Cash funds could be misleading, says FSA

he FSA has labelled the use of the word "cash" in fund names as potentially misleading and unveiled a clampdown on money market funds.

The regulator says cash implies investors' capital is secure but many of the funds have slipped into negative yields because annual management charges have eroded capital in a low-interest-rate environment.

It also believes there is a lack of criteria over the investments that the funds are allowed to buy into.

An FSA life insurance newsletter says: "Further concerns were highlighted in relation to the governance and oversight of these funds, with poor monitoring practices."

An FSA spokeswoman says the regulator investigated the unit- linked life fund industry but the findings apply to retail funds as well.

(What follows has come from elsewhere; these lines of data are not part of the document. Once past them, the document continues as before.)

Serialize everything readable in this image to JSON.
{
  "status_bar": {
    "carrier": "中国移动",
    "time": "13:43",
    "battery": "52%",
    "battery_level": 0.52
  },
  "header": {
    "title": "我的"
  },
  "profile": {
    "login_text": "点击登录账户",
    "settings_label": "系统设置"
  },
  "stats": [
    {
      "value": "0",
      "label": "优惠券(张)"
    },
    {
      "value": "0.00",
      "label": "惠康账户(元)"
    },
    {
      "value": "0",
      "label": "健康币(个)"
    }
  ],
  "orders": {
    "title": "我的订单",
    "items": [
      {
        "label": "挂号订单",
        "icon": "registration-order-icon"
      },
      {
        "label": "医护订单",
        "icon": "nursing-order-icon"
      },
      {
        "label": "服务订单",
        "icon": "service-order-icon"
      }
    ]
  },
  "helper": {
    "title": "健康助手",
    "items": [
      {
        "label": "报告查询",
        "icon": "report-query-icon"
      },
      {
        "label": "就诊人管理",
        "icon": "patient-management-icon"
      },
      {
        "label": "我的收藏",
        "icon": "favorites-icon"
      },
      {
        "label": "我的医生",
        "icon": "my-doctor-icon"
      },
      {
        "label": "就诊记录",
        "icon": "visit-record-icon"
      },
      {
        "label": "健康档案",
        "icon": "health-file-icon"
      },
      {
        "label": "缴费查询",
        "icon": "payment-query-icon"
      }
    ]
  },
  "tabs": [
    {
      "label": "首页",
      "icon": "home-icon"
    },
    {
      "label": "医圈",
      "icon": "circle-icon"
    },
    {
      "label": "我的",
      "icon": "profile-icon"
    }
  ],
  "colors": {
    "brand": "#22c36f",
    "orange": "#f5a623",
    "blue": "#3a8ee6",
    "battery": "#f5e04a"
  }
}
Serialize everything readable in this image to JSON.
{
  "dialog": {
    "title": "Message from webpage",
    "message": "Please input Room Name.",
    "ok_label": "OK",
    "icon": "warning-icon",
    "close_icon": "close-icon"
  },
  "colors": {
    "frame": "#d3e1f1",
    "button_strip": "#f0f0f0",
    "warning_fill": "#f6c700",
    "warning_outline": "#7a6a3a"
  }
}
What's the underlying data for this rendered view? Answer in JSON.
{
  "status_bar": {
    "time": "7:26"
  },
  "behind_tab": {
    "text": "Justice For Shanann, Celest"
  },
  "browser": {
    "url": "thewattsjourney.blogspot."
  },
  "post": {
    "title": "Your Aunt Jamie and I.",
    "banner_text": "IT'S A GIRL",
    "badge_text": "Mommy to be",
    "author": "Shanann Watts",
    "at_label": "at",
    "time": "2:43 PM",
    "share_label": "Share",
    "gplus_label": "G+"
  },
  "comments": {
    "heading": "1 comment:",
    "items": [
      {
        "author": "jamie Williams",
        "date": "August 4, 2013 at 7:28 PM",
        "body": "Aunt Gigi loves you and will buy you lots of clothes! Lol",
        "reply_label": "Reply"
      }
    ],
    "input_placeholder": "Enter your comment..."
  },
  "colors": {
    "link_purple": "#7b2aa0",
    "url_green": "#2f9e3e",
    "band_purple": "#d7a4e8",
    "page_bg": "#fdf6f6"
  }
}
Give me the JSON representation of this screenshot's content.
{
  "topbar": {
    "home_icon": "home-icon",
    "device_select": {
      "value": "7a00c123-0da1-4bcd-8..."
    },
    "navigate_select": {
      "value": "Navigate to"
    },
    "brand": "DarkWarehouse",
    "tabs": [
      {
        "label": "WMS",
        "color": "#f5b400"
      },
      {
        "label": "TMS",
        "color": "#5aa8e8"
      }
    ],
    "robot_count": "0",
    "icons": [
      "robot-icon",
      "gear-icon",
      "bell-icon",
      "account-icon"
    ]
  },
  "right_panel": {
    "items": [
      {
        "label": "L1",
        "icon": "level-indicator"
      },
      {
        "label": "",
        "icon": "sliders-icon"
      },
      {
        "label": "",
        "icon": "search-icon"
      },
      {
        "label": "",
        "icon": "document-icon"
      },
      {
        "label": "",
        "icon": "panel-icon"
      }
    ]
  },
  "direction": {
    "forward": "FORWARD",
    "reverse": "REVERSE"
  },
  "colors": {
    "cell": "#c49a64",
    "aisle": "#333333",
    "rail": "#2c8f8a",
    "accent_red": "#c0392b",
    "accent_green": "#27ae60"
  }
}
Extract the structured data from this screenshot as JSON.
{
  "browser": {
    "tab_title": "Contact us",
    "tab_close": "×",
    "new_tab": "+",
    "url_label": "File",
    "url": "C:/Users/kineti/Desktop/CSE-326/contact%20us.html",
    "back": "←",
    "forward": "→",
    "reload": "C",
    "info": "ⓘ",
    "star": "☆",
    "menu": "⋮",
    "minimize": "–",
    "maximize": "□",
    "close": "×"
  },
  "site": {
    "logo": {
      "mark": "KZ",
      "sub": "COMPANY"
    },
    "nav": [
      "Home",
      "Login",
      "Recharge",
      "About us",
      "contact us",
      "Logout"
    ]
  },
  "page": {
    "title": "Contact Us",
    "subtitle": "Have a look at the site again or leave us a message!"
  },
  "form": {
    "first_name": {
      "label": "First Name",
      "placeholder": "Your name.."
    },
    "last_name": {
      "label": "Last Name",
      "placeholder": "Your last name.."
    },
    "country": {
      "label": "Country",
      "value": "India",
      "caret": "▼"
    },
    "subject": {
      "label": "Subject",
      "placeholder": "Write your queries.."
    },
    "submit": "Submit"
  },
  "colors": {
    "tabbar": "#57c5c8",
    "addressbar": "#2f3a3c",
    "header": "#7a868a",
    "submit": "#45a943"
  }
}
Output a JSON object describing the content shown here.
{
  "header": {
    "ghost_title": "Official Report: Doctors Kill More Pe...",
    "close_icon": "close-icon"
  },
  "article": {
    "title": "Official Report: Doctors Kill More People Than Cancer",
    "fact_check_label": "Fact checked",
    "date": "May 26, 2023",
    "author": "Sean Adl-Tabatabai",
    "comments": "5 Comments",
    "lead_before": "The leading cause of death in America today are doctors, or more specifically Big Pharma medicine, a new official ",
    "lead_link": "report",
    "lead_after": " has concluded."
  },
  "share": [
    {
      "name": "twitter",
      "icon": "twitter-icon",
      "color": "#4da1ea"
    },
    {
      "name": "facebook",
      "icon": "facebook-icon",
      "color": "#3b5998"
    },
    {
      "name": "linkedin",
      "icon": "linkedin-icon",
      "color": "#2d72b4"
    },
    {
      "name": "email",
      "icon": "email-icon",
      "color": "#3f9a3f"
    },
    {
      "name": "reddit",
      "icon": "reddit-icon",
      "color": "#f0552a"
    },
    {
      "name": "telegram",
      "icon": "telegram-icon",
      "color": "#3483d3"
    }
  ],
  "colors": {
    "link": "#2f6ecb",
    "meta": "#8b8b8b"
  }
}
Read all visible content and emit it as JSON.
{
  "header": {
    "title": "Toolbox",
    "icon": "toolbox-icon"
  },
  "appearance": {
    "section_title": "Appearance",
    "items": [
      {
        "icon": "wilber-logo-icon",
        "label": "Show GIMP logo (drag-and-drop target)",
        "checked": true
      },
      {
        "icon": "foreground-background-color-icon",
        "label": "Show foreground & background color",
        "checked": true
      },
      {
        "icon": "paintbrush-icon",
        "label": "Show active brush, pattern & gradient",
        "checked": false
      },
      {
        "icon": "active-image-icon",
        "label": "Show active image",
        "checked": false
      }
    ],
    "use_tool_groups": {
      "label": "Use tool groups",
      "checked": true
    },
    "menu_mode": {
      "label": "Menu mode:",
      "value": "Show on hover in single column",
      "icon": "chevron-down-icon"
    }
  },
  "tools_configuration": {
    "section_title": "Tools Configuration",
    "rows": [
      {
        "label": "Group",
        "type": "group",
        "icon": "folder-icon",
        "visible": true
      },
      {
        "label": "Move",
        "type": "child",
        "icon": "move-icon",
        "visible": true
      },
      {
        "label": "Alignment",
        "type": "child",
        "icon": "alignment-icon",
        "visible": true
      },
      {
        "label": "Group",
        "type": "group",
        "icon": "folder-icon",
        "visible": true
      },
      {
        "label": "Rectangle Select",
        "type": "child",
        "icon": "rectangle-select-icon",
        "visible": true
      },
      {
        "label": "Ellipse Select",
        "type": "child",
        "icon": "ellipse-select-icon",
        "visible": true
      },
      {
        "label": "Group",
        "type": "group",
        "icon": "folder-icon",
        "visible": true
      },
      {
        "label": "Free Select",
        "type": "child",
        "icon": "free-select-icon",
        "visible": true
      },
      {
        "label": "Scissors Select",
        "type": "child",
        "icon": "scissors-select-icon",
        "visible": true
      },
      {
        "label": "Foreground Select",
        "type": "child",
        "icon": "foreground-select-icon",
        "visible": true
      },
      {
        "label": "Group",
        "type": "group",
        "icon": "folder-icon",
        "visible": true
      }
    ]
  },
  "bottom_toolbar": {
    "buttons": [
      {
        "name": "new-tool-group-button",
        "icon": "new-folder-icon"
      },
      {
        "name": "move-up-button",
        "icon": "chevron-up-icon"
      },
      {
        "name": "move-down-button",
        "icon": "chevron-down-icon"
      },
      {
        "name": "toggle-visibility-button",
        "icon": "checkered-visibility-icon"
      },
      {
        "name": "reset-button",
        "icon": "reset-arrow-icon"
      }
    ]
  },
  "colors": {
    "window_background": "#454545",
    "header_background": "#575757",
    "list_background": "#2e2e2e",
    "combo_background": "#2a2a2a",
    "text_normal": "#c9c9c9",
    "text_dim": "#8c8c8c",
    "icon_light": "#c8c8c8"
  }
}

She says: "If there is a risk to the initial investment, then fund managers should reconsider using the word 'cash'. We want fund managers to consider how to draw attention to the risk in this area."

The Investment Management Association's money market sector contains 32 funds and 21 use the word cash in their name, including the pound 639m BlackRock cash fund.

The FSA clampdown comes after the revaluation of Standard Life's pension sterling fund in January 2009 which saw it lose 5 per cent of its value. Standard Life was fined pound 2.45m in January for failings in the way that the fund was marketed.

In August 2009, the Association of British Insurers split its money market sector, creating a new deposit and treasury sector with stricter rules on underlying investments.

Premier's pound 100m UK money market fund manager Paul Smith says: "Obviously, with the base rate at 50 basis points and fund total expense ratios generally higher, it is more difficult to provide positive returns. Therefore, a money market fund needs to work harder."